Functional cloning, based on azole resistance in Saccharomyces cerevisiae, and characterization of Rhizopus nigricans redox carriers that are differentially involved in the P450-dependent response to progesterone stress.

The filamentous fungus Rhizopus nigricans responds to treatment with progesterone by inducing P450-associated redox carriers. Selection for azole resistance following expression of a cDNA library constructed with RNA from progesterone-treated R. nigricans in the yeast Saccharomyces cerevisiae led to the identification of CPR1-FL and CYB5-1 cDNAs, which code for functionally competent NADPH-cytochrome P450 reductase and cytochrome b5, respectively.
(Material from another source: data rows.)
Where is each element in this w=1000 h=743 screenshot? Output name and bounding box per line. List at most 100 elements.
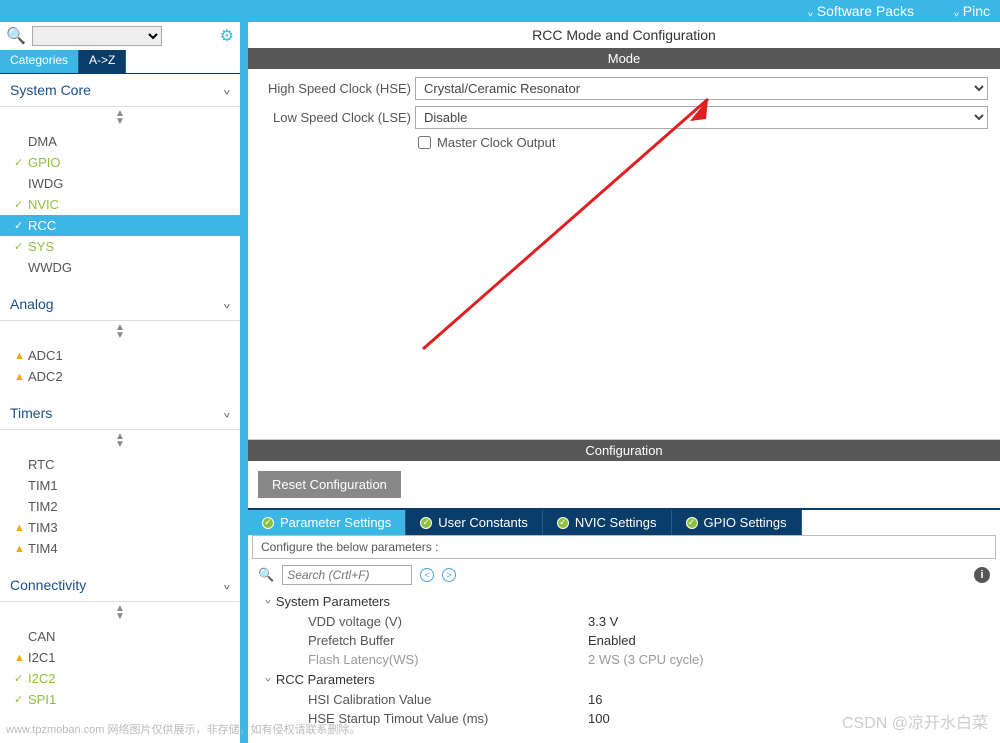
param-value: 2 WS (3 CPU cycle) — [588, 652, 704, 667]
category-header[interactable]: Analog^ — [0, 288, 240, 321]
param-group[interactable]: >System Parameters — [258, 591, 990, 612]
sidebar-item-i2c2[interactable]: ✓ I2C2 — [0, 668, 240, 689]
param-value: 3.3 V — [588, 614, 618, 629]
lse-select[interactable]: Disable — [415, 106, 988, 129]
chevron-down-icon: > — [261, 599, 272, 603]
category-header[interactable]: Timers^ — [0, 397, 240, 430]
sidebar-item-gpio[interactable]: ✓ GPIO — [0, 152, 240, 173]
category-items: CAN ▲I2C1 ✓ I2C2 ✓SPI1 — [0, 624, 240, 720]
sidebar-item-label: CAN — [28, 629, 55, 644]
sidebar-item-label: TIM1 — [28, 478, 58, 493]
mco-checkbox[interactable] — [418, 136, 431, 149]
check-icon: ✓ — [686, 517, 698, 529]
warning-icon: ▲ — [14, 350, 25, 362]
topbar-software-packs[interactable]: ^Software Packs — [808, 3, 914, 19]
param-label: VDD voltage (V) — [308, 614, 588, 629]
chevron-down-icon: ^ — [954, 6, 959, 17]
mode-bar: Mode — [248, 48, 1000, 69]
check-icon: ✓ — [420, 517, 432, 529]
subtab-gpio-settings[interactable]: ✓GPIO Settings — [672, 510, 802, 535]
param-search-row: 🔍 < > i — [248, 559, 1000, 591]
subtab-parameter-settings[interactable]: ✓Parameter Settings — [248, 510, 406, 535]
sort-icon[interactable]: ▲▼ — [0, 107, 240, 129]
check-icon: ✓ — [14, 672, 23, 685]
param-row[interactable]: HSI Calibration Value16 — [258, 690, 990, 709]
sidebar-item-nvic[interactable]: ✓NVIC — [0, 194, 240, 215]
param-search-input[interactable] — [282, 565, 412, 585]
config-subtabs: ✓Parameter Settings ✓User Constants ✓NVI… — [248, 508, 1000, 535]
tab-az[interactable]: A->Z — [79, 50, 126, 73]
param-row[interactable]: Prefetch BufferEnabled — [258, 631, 990, 650]
mco-label: Master Clock Output — [437, 135, 556, 150]
sidebar-item-tim4[interactable]: ▲TIM4 — [0, 538, 240, 559]
param-group[interactable]: >RCC Parameters — [258, 669, 990, 690]
param-row[interactable]: Flash Latency(WS)2 WS (3 CPU cycle) — [258, 650, 990, 669]
watermark-left: www.tpzmoban.com 网络图片仅供展示，非存储，如有侵权请联系删除。 — [6, 721, 360, 737]
sidebar-item-adc1[interactable]: ▲ADC1 — [0, 345, 240, 366]
subtab-user-constants[interactable]: ✓User Constants — [406, 510, 543, 535]
category-header[interactable]: Connectivity^ — [0, 569, 240, 602]
sidebar-item-label: SYS — [28, 239, 54, 254]
sidebar-item-wwdg[interactable]: WWDG — [0, 257, 240, 278]
sidebar-item-label: I2C2 — [28, 671, 55, 686]
sidebar-item-label: TIM2 — [28, 499, 58, 514]
param-row[interactable]: VDD voltage (V)3.3 V — [258, 612, 990, 631]
category-items: DMA✓GPIOIWDG✓NVIC✓RCC✓SYSWWDG — [0, 129, 240, 288]
left-tabs: Categories A->Z — [0, 50, 240, 74]
category-scroll[interactable]: System Core^▲▼DMA✓GPIOIWDG✓NVIC✓RCC✓SYSW… — [0, 74, 240, 743]
sidebar-item-adc2[interactable]: ▲ADC2 — [0, 366, 240, 387]
page-title: RCC Mode and Configuration — [248, 22, 1000, 48]
hse-label: High Speed Clock (HSE) — [260, 81, 415, 96]
category-header[interactable]: System Core^ — [0, 74, 240, 107]
sidebar-item-sys[interactable]: ✓ SYS — [0, 236, 240, 257]
tab-categories[interactable]: Categories — [0, 50, 79, 73]
row-lse: Low Speed Clock (LSE) Disable — [260, 106, 988, 129]
reset-configuration-button[interactable]: Reset Configuration — [258, 471, 401, 498]
param-value: Enabled — [588, 633, 636, 648]
check-icon: ✓ — [14, 219, 23, 232]
check-icon: ✓ — [14, 198, 23, 211]
left-panel: 🔍 ⚙ Categories A->Z System Core^▲▼DMA✓GP… — [0, 22, 248, 743]
sidebar-item-label: TIM3 — [28, 520, 58, 535]
sidebar-item-tim3[interactable]: ▲TIM3 — [0, 517, 240, 538]
sort-icon[interactable]: ▲▼ — [0, 321, 240, 343]
search-select[interactable] — [32, 26, 162, 46]
sort-icon[interactable]: ▲▼ — [0, 430, 240, 452]
chevron-down-icon: ^ — [808, 6, 813, 17]
check-icon: ✓ — [557, 517, 569, 529]
right-panel: RCC Mode and Configuration Mode High Spe… — [248, 22, 1000, 743]
sidebar-item-rtc[interactable]: RTC — [0, 454, 240, 475]
hse-select[interactable]: Crystal/Ceramic Resonator — [415, 77, 988, 100]
chevron-icon: ^ — [224, 406, 230, 420]
sidebar-item-i2c1[interactable]: ▲I2C1 — [0, 647, 240, 668]
sort-icon[interactable]: ▲▼ — [0, 602, 240, 624]
search-icon[interactable]: 🔍 — [258, 567, 274, 583]
topbar-pinout[interactable]: ^Pinc — [954, 3, 990, 19]
sidebar-item-tim2[interactable]: TIM2 — [0, 496, 240, 517]
sidebar-item-label: GPIO — [28, 155, 61, 170]
check-icon: ✓ — [14, 240, 23, 253]
config-bar: Configuration — [248, 440, 1000, 461]
sidebar-item-dma[interactable]: DMA — [0, 131, 240, 152]
sidebar-item-iwdg[interactable]: IWDG — [0, 173, 240, 194]
sidebar-item-spi1[interactable]: ✓SPI1 — [0, 689, 240, 710]
subtab-nvic-settings[interactable]: ✓NVIC Settings — [543, 510, 672, 535]
check-icon: ✓ — [14, 156, 23, 169]
chevron-down-icon: > — [261, 677, 272, 681]
search-icon[interactable]: 🔍 — [6, 26, 26, 46]
warning-icon: ▲ — [14, 371, 25, 383]
next-icon[interactable]: > — [442, 568, 456, 582]
sidebar-item-tim1[interactable]: TIM1 — [0, 475, 240, 496]
chevron-icon: ^ — [224, 83, 230, 97]
param-label: HSI Calibration Value — [308, 692, 588, 707]
gear-icon[interactable]: ⚙ — [220, 26, 234, 46]
param-label: Flash Latency(WS) — [308, 652, 588, 667]
sidebar-item-label: TIM4 — [28, 541, 58, 556]
mode-form: High Speed Clock (HSE) Crystal/Ceramic R… — [248, 69, 1000, 439]
prev-icon[interactable]: < — [420, 568, 434, 582]
sidebar-item-label: IWDG — [28, 176, 63, 191]
sidebar-item-label: I2C1 — [28, 650, 55, 665]
info-icon[interactable]: i — [974, 567, 990, 583]
sidebar-item-rcc[interactable]: ✓RCC — [0, 215, 240, 236]
sidebar-item-can[interactable]: CAN — [0, 626, 240, 647]
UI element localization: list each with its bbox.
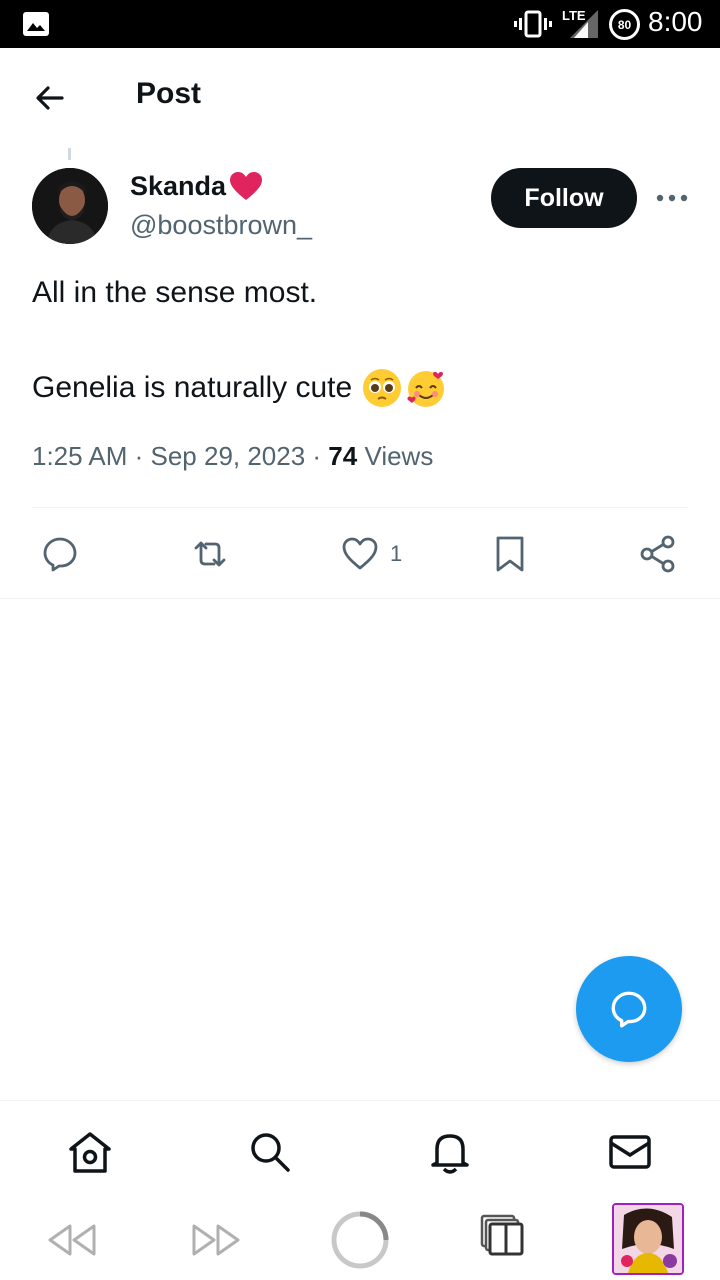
- smiling-face-with-hearts-emoji: [407, 371, 445, 407]
- bell-icon[interactable]: [427, 1129, 473, 1175]
- clock: 8:00: [648, 6, 703, 37]
- views-count[interactable]: 74: [328, 441, 357, 471]
- reply-fab[interactable]: [576, 956, 682, 1062]
- retweet-icon: [194, 541, 226, 567]
- system-navigation-bar: [0, 1200, 720, 1280]
- like-count: 1: [390, 541, 403, 566]
- page-title: Post: [136, 77, 202, 110]
- timestamp[interactable]: 1:25 AM · Sep 29, 2023 ·: [32, 441, 328, 471]
- vibrate-icon: [514, 10, 552, 38]
- views-label: Views: [357, 441, 434, 471]
- thread-line: [68, 148, 71, 160]
- tweet-text-line-1: All in the sense most.: [32, 276, 318, 309]
- bookmark-button[interactable]: [490, 532, 530, 576]
- home-circle-icon[interactable]: [330, 1210, 390, 1270]
- share-button[interactable]: [638, 532, 678, 576]
- home-icon[interactable]: [67, 1129, 113, 1175]
- user-handle[interactable]: @boostbrown_: [130, 210, 312, 241]
- mail-icon[interactable]: [607, 1129, 653, 1175]
- bottom-navigation: [0, 1100, 720, 1200]
- like-button[interactable]: 1: [340, 532, 402, 576]
- battery-icon: 80: [609, 9, 640, 40]
- status-bar: LTE 80 8:00: [0, 0, 720, 48]
- retweet-button[interactable]: [190, 532, 230, 576]
- pleading-face-emoji: [363, 369, 402, 407]
- bookmark-icon: [496, 536, 524, 572]
- more-options-icon[interactable]: [652, 184, 692, 212]
- thumbnail-image: [614, 1205, 682, 1273]
- reply-icon: [611, 991, 647, 1028]
- follow-button[interactable]: Follow: [491, 168, 637, 228]
- top-app-bar: Post: [0, 48, 720, 148]
- divider: [0, 598, 720, 599]
- reply-icon: [43, 537, 77, 572]
- share-icon: [640, 535, 675, 573]
- tweet-text-line-2-text: Genelia is naturally cute: [32, 371, 353, 404]
- battery-level: 80: [617, 17, 632, 32]
- avatar[interactable]: [32, 168, 108, 244]
- recents-icon[interactable]: [480, 1214, 526, 1258]
- network-type: LTE: [562, 8, 586, 23]
- fast-forward-icon[interactable]: [190, 1222, 242, 1258]
- gallery-icon: [23, 12, 49, 36]
- avatar-image: [32, 168, 108, 244]
- divider: [32, 507, 688, 508]
- app-thumbnail[interactable]: [612, 1203, 684, 1275]
- red-heart-emoji: [230, 172, 263, 200]
- display-name-text: Skanda: [130, 170, 227, 201]
- tweet-meta: 1:25 AM · Sep 29, 2023 · 74 Views: [32, 441, 433, 472]
- display-name[interactable]: Skanda: [130, 170, 264, 202]
- tweet-text-line-2: Genelia is naturally cute: [32, 368, 446, 408]
- rewind-icon[interactable]: [46, 1222, 98, 1258]
- search-icon[interactable]: [247, 1129, 293, 1175]
- arrow-left-icon[interactable]: [30, 78, 70, 118]
- reply-button[interactable]: [40, 532, 80, 576]
- heart-icon: [342, 537, 378, 570]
The central region (CPR2-CS) of an additional reductase gene sharing 66% identity with CPR1-FL was cloned from progesterone-induced mRNA by RT-PCR, using primers based on consensus sequences. Northern analysis of the 2.1-kb transcripts revealed that, of the two cloned reductase genes, only CPR1-FL mRNA was strongly induced by progesterone; transcription of CYBS-1 and CPR2-CS mRNAs was not significantly affected. Analysis of the subcellular localization and function of the R. nigricans reductase in yeast indicated that the CPR1-FL cDNA and a derivative (CPR1-S) truncated at the first ATG codon gave rise to functionally equivalent products that were found in both cytosolic and microsomal fractions. In contrast, addition of an in-frame initiation codon at the 5' end of the CPR1-FL sequence resulted in localization of the activity mainly to the microsomes, and improved ketoconazole resistance but decreased NADPH-cytochrome c reductase activity in the host strain. These findings suggest that, of the three genes for P450-associated redox carriers investigated, only CPR1-FL is associated with the progesterone response and that its major transcript encodes a reductase that shows an unusual pattern of subcellular localization.